Using Kinect to get kids off the couch

Studies show that embodied learning—learning by involving the whole body—helps kids grasp new concepts. Microsoft's Soho Productions studio was given a mighty task to do just that with Sesame Street using the Xbox + Kinect.

Kinect Sesame Street TV

Overview

For decades, Sesame Street has drawn its young audience in with audience participation—songs that encourage singing and dancing along, answering Elmo’s questions, or counting with Count von Count.

Kinect Sesame Street TV, a collaboration between Sesame Workshop and Soho Productions, aimed to do this on a whole new level. Using the Xbox + Kinect, kids are dropped into the middle of Sesame Street to jump, move, wave and play with Elmo & friends.

My Role

I hopped across the pond to London in 2011 and joined the small but mighty Creative Media team as a motion designer and video editor. I worked alongside game designers, user researcers, engineers, art directors and producers to create interactive video branching magic.

A promo I edited, giving you an idea of the type of interactivity for kids to experience.

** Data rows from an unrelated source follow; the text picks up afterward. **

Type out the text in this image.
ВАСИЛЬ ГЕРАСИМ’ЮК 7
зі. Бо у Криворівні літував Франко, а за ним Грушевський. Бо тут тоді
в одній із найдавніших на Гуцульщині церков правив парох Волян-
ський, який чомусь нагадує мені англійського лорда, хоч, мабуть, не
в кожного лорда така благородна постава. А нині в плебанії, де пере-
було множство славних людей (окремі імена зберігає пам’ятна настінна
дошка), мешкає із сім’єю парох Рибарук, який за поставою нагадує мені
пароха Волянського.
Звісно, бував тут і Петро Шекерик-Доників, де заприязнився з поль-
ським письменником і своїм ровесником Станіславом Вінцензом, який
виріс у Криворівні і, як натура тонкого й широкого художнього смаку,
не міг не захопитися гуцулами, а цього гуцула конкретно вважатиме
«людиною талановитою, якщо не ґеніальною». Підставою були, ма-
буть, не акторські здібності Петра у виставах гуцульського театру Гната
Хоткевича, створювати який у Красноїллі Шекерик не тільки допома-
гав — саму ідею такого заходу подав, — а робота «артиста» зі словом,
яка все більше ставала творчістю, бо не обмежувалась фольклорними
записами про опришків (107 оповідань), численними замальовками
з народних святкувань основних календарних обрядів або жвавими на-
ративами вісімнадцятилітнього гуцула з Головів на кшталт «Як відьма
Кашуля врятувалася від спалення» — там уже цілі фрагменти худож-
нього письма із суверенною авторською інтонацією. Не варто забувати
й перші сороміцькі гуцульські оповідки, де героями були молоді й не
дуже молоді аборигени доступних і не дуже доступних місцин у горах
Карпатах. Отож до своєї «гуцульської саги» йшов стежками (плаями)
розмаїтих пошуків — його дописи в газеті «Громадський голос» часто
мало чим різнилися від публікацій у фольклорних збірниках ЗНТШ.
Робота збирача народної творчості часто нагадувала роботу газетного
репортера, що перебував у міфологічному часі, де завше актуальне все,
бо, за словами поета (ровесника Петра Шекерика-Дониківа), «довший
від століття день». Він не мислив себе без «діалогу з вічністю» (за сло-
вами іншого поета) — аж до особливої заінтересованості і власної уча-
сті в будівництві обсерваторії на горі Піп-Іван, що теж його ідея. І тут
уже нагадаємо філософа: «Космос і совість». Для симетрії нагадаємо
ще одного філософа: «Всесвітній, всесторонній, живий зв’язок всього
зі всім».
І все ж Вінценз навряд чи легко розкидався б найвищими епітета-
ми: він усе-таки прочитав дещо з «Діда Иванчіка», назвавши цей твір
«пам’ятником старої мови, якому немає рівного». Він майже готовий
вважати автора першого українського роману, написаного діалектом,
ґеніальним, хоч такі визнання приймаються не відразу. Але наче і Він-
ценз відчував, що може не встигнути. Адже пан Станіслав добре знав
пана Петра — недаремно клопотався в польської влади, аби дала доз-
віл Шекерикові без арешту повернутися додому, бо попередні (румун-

Motion Design as User Feedback

With video as the medium, motion graphics functioned as a layer providing immediate feedback to the child in front of the screen. A character on screen might ask them to get up and jump, wave or shout in order to help them complete a task. Without visual or auditory feedback, kids lose interest, feel overwhelmed or may not feel involved in the story.

In this example, kids are asked to wave to the character on screen. In usability sessions, kids weren't sure what to do, or if they did wave, their wave wasn't long enough or wide enough for the Kinect to detect it. We needed a big, enthusiastic wave. After several experiments, I added a paw animation with particles in an arc shape to mimic the action the child should do—it worked!

Once the child waves, as detected by the Kinect, the specific shape that they've learned in the segment is reinforced through on-screen graphics.

Making Old Footage Interactive

An interesting challenge came with taking existing Sesame segments from past seasons and transforming them into an interactive experience. These were filmed on set with human cast members and muppets, sometimes featuring a celebrity guest (like Jason Schwartzman 💖).

The scenes were cut down to ~7 minutes and to keep kids engaged, the team decided to “hide” objects throughout the scene for kids to find (through voice and gesture detected by the Kinect).

There needed to be varying levels of difficulty in finding the objects to keep kids engaged, which came with a number of technical and usability challenges:

  • Blending graphics into complex video footage.
  • Balancing the frequency of the objects, the position and size of the object, the length of time on-screen and the level of visibility.

Left, the pumpkin is "hidden" and animates when found, right. These scenes involved meticulous camera tracking, rotoscoping and compositing in After Effects. Think of all the muppet fur! The objects fit in the scenes seamlessly, often blending in with backgrounds or hiding behind characters or objects.

Our User Research team tested segments on a weekly basis with preschoolers, revealing objects that were too difficult to find, too dark or too small or onscreen for too short of a time, so we could go back to the footage and iterate.

Adapting for Touch Screens

Another interesting challenge came when we began working on a touch version for Windows Surface. The challenge was to use the same content, but the interactions and voiceover prompts needed to be redesigned for tap and swipe rather than motion and voice.

I worked with our game designers and engineers to restructure and redesign the video content and graphics to correspond with the tap and swipe gestures.

An example of this was a segment that originally required the child to jump along with Cookie Monster, which was adapted to be a tap instead. The challenge was that we only had the original footage and assets, so this required taking a still image, slicing and dicing to animate it, and compositing it.

Results

Kinect Sesame Street TV was released in September 2012. Microsoft made some snazzy promo videos, it won a BAFTA Children’s Award and got positive reviews from game critics and Amazon critics alike.

It wasn’t quite the game-changer I had anticipated for such an inventive TV experience—owning a $300 Xbox is a barrier for a lot of families and 3-year-olds aren’t so great at navigating TV and Xbox menus themselves—but it was definitely a success for those of us working on it and we had a lot of fun and pride in doing so.